A 2-row aluminum radiator, of the same proportions, will cool just as well as a 4-row copper/brass radiator. It's not because the aluminum is a better conductor than the copper/brass, it's not. Not only is copper a better conductor of electricity than alumnimum, it's also better at dissapating thermal heat than alumium. The problem is weight. A copper/brass radiator is several times heavier than a comporable sized aluminum radiator.

Due to this, the average width of the rows (the columns the water flows through) on a c/b radiator is roughly 3/8th of an inch wide. The width of the rows of an aluminum radiator typically ranges from 1" to 1-1/4". This is far more surface area for the column of water to flow through, coming in contact with the walls of the rows, to transfer the heat to the air.
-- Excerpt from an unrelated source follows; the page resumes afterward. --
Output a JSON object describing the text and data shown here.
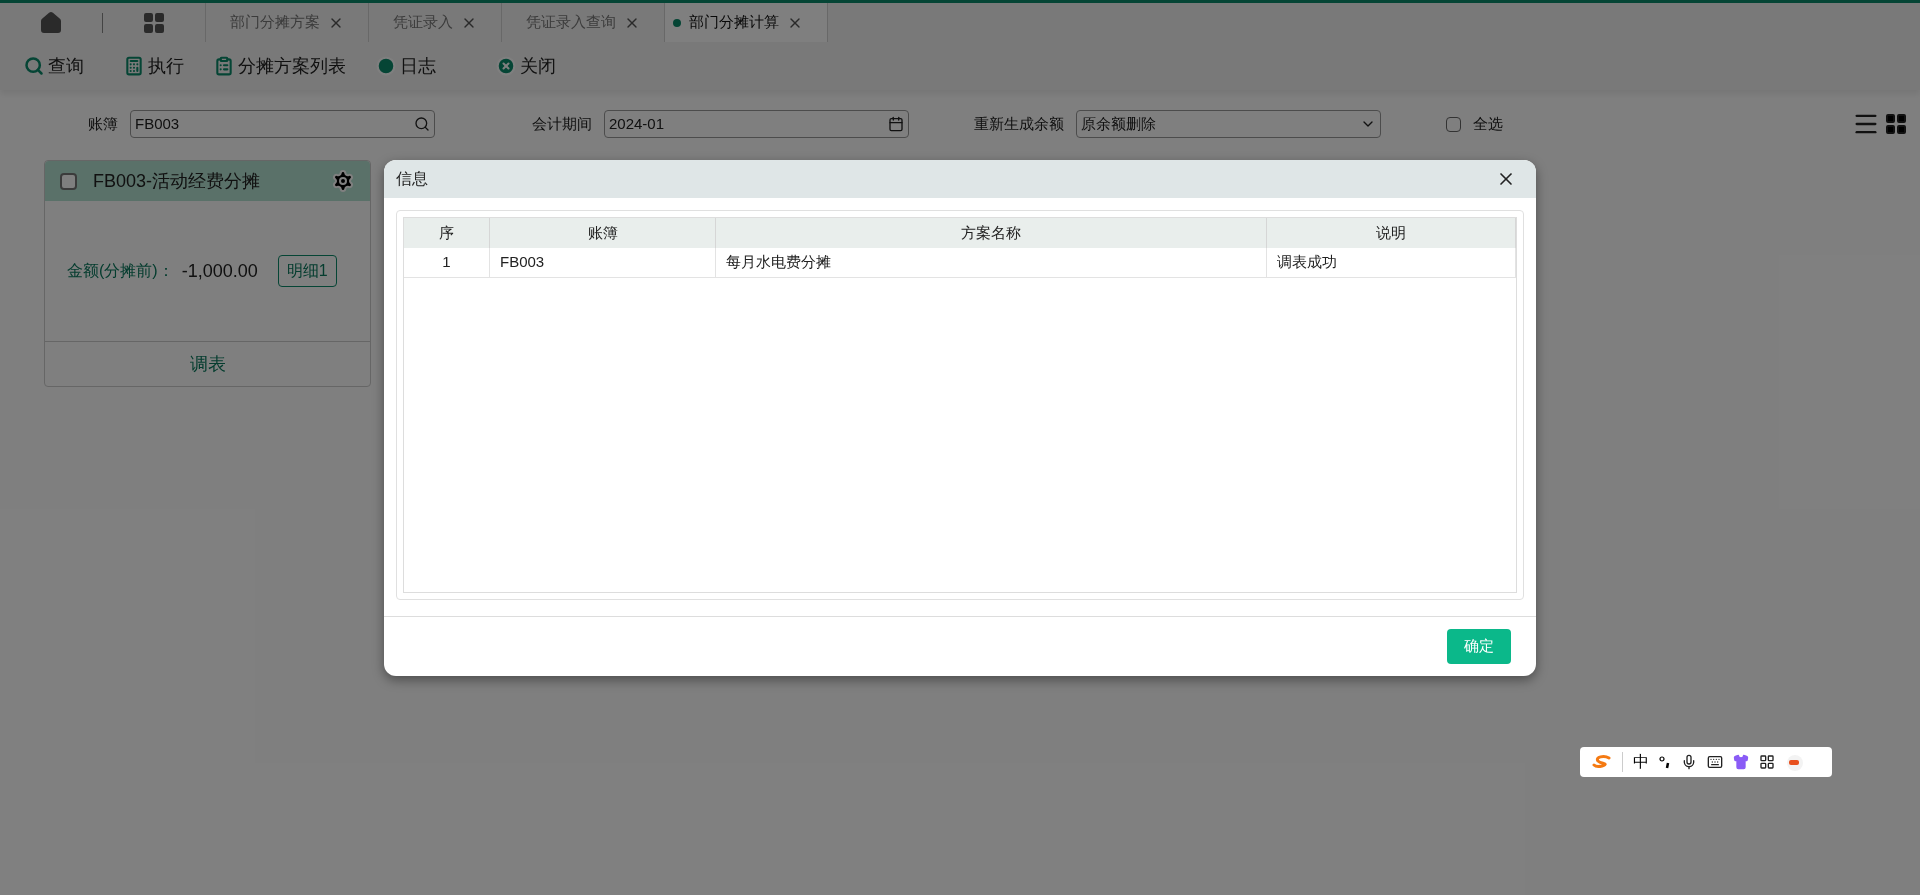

A thick, heavy c/b radiator is destructive to itself due to its own weight. Shock loads of traveling over bumpy roads or highways causes the heavier c/b radiator to flex. Eventually, this causes cracks where the rows meet the tanks. In this regard, the lighter, but stronger, aluminum radiator is more resistant to breakage in the same environment. 

A modern aluminum radiator is also far better at cooling with less rows due to the contour of the walls inside the rows. It induces a lot of turbulence (tumbling) of the water as it passes through them but, without being detrimental to the coolant flow of the system (doesn't cause lots of head pressure [resistance] to the water pump). A c/b radiators tubes are smooth which can easily promote laminar flow (not a good thing). This means that the outer column of water passing through the radiator, in contact with the tube, dissapates a fair amont of heat while the core of the water column passing through the tube has little dissipation of heat.

The bigger the radiator (that will physically fit within the limitations of the core support) is always better. 


...in the case of those running electric fans, regardless of what material your radiator is made out of; if you have the fan(s) and/or theromostat grounds attached to the body of the radiator, or to a bolt holding the radiator in, you need to move that gound point to somewhere on the chassis. Otherwise, you are sending a current path through your radiator every time that fan(s) or switch energizes. This will introduce electrolysis to the rows (tubes) of your radiator that will eventually clog the rows and reduce, or completely block, the flow of coolant through them.